I had written a posting, some weeks ago, where I had written
fortrannish code for "moving window regressions" (also called 'rolling
window regression'), and asked how to do the code better. Both of you
had put much pain on this, and emerged with this great code:

   data(women)
   movingWindow2 <- function(formula, data, width, ...) {
       mCall = match.call()
       mCall$width = NULL
       mCall[[1]] = as.name("lm")
       mCall$x = mCall$y = TRUE
       bigfit = eval(mCall, parent.frame())
       ncoef = length(coef(bigfit))
       nr = nrow(data)
       width = as.integer(width)[1]
       stopifnot(width >= ncoef, width <= nr)
       y = bigfit$y
       x = bigfit$x
       terms = bigfit$terms
       inds = embed(seq(nr), width)[, rev(seq(width))]
       sumrys <- lapply(seq(nrow(inds)),
                        function(st) {
                            ind = inds[st,]
                            fit = lm.fit(x[ind,], y[ind])
                            fit$terms = terms
                            class(fit) = "lm"
                            summary(fit)
                        })
       list(coefficients = sapply(sumrys, function(sm) coef(sm)[,"Estimate"]),
            Std.Error = sapply(sumrys, function(sm) coef(sm)[,"Std. Error"]),
            sigma = sapply(sumrys, "[[", "sigma"),
            r.squared = sapply(sumrys, "[[", "r.squared"))
   }

I have one piece of information, and one bugreport:

  * I timed this, and compared it against my fortrannish code, and
    this is roughly 2.5x faster :-)

    > junk = data.frame(x=runif(1000), y=runif(1000))
    > system.time(movingWindowRegression(women, 1000, 9, weight ~ height, 2))
    [1] 20.07  0.01 20.80  0.00  0.00
    > system.time(movingWindow2(y ~ x, junk, 10))
    [1] 8.27 0.03 8.43 0.00 0.00

    (My notebook is a Celeron @ 500 Mhz).

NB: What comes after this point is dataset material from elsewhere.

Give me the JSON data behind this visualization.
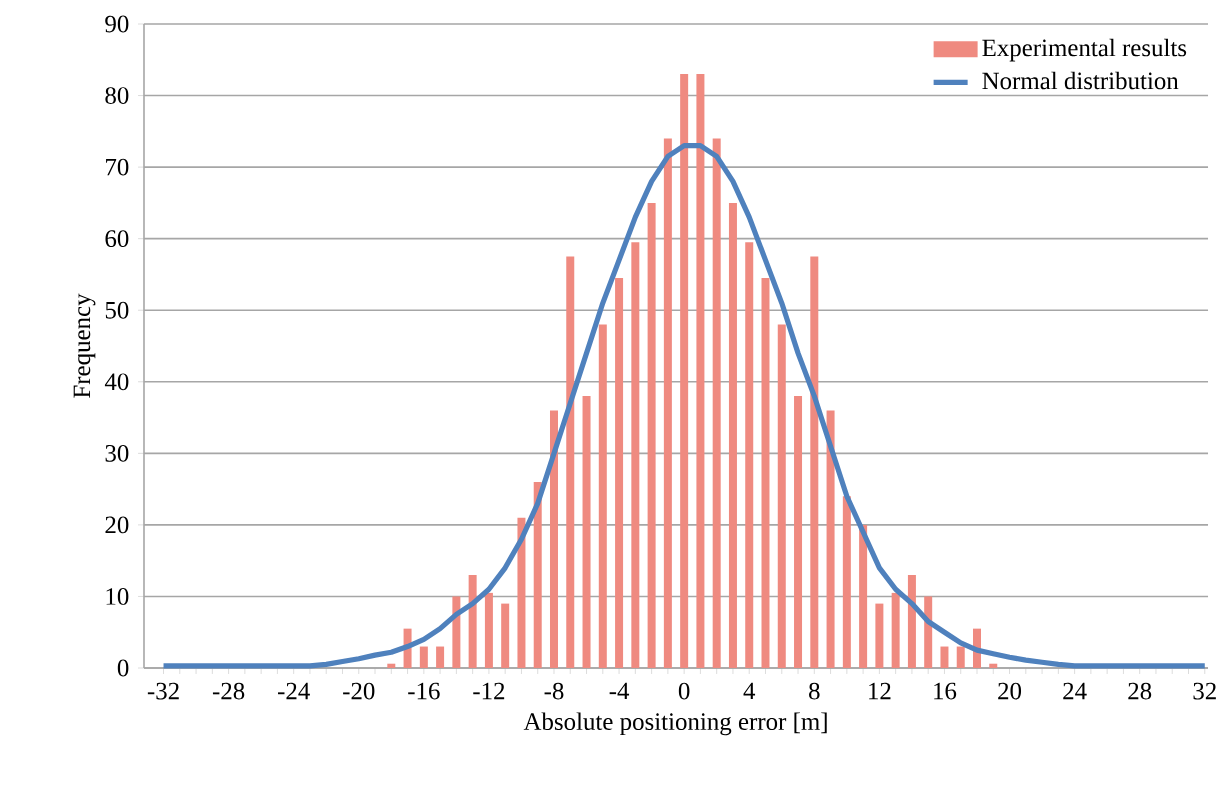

  * I find it breaks when I ask him to do a regression on 1:

    > r = movingWindowRegression(junk, 1000, 10, y ~ 1, 1)
    > movingWindow2(y ~ 1, junk, 10) 
    Error in lm.fit(x[ind, ], y[ind]) : `x' must be a matrix

I am in awe of the movingWindow2 code but don't quite know what to
tamper with! :-) Could you please help?

movingWindow2 should be renamed to movingWindow, and it should really
be in some standard CRAN package. I know a lot of people who do moving
window estimation all the time and this fits. It does moving window
regressions, and using the formula X ~ 1, it also gives you rolling
window means and standard deviations.

For anyone who reads this post, and is interested in moving window
regressions, please do go back into the list archives and follow this
thread. The comments and suggestions by everyone have been incredibly
insightful. For the sake of completeness, my old code is at EOF here -
you will find it useful only in case you want to run
movingWindowRegression in my bugdemo above.

As an aside, I noticed there are roll() and rollOLS() functions in the
(commercial) Finmetrics library that's sold with S+. Their prototypes
are :

  rollOLS(formula, data, subset, na.rm=F, contrasts=NULL, start=NULL,
          end=NULL, width=NULL, incr=1, tau=1e-10, trace=T, ...)

  roll(FUNCTION, data, width, incr=1, start=NULL, end=NULL,
       na.rm=F, save.list=NULL, arg.data="data", trace=T, ...)

here FUNCTION is the name of a S function for which rolling estimation
will be performed. The function must take an option "data". 

Their examples are:

  stack.dat = data.frame(Loss=stack.loss, stack.x)
  roll("OLS", stack.dat, 7, formula=Loss~Air.Flow+Water.Temp, save.list="coef")
  rollOLS(Loss~Water.Temp, data=stack.dat, width=6, incr=2)

In the case of rollOLS, they say that an efficient addition and
deletion algorithm is used for fast exection.

-- 
Ajay Shah                                                   Consultant
ajayshah at mayin.org                      Department of Economic Affairs
http://www.mayin.org/ajayshah           Ministry of Finance, New Delhi

# Using moving windows, we do an OLS regression.
#
# The function returns a matrix with T rows. So there are plenty of
# "NA" values in it. The columns are organised as:
#    beta1 s1 beta2 s2 beta3 s3 sigma R^2
# i.e. we have each regression coefficient followed by it's sigma,
# and then at the end we have the residual sigma and the regression R^2.
movingWindowRegression <- function(data, T, width, model, K) {
  results = matrix(nrow=T, ncol=2*K+2)
  for (i in width:T) {
    details <- summary.lm(lm(model, data[(i-width+1):i,]))
    n=1;
    for (j in 1:K) {
      results[i, n:(n+1)]   = details$coefficients[j, 1:2]
      n = n + 2
    }
    results[i, n] = details$sigma
    results[i, n+1] = details$r.squared
  }
  return(results)
}